“2012 was a year of unparalleled growth and success for the firearms industry and its law-abiding customers,” said Stephen Sanetti, the president of the National Shooting Sports Foundation, headquartered in Newtown.
Sanetti said that more than 73 percent of retailers surveyed by the gun manufacturers’ trade group had increased sales over the previous year, and that first-time buyers have increased to more than 25 percent of all customers.
“By late in 2012, retail firearm background checks had experienced 20 consecutive months of growth,” Sanetti said, indicating that gun stores were selling more weapons.
In December, the number of FBI background checks on prospective gun buyers increased in every state over November and over December 2011. In Virginia, checks jumped from 52,416 in November to 77,487 in December; in Maryland, from 17,048 to 19,172.
Nationally, there were 2,783,765 background checks last month, an increase of 38 percent over November, according to FBI statistics. That is the single highest month since 1998, the year the FBI launched the program as a requirement of the Brady Handgun Violence Prevention Act. On Dec. 21, the FBI processed 177,170 background checks, a single-day record.
These figures provide only a partial window into gun sales because they do not represent the number of firearms sold.

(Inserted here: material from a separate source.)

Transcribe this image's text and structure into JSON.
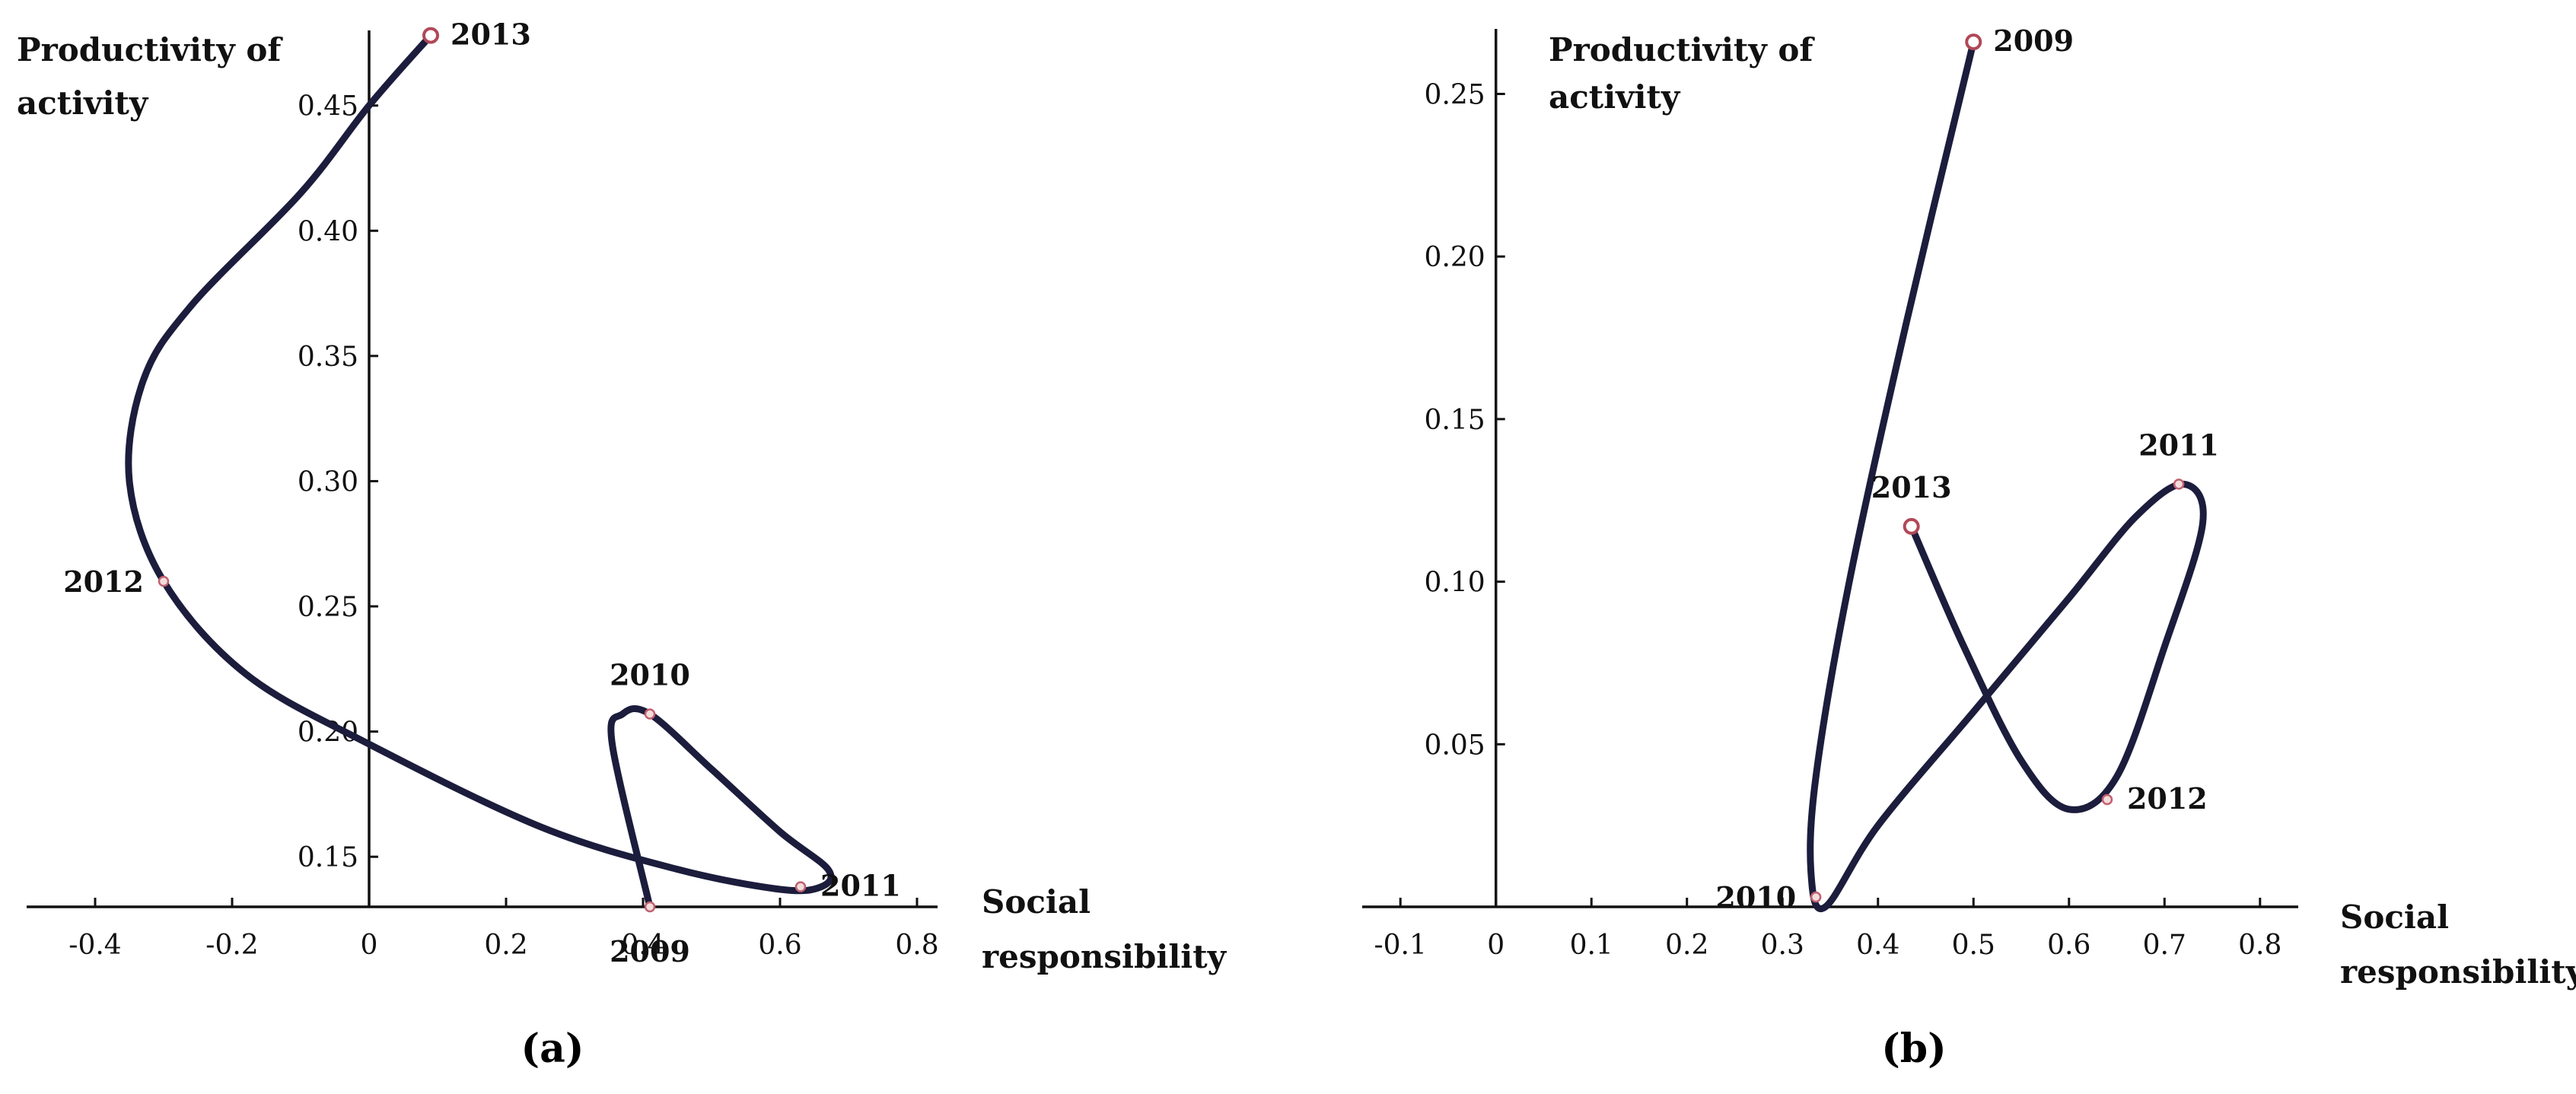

A single background check can cover the purchase of multiple weapons, and private sales and transactions at gun shows do not require a background check. There is no federal data on total gun purchases in the United States.
At the Blue Ridge Arsenal in Chantilly, Va., the effects of the debate are visible. “My shelves are bare,” said store manager Donel Dover, who said he has run out of some kinds of semiautomatic weapons, and that the supply of .223-caliber and 5.56mm ammunition has dried up. “Some distributors have told us it will be six or seven months before they fill orders and that’s only going to get worse.”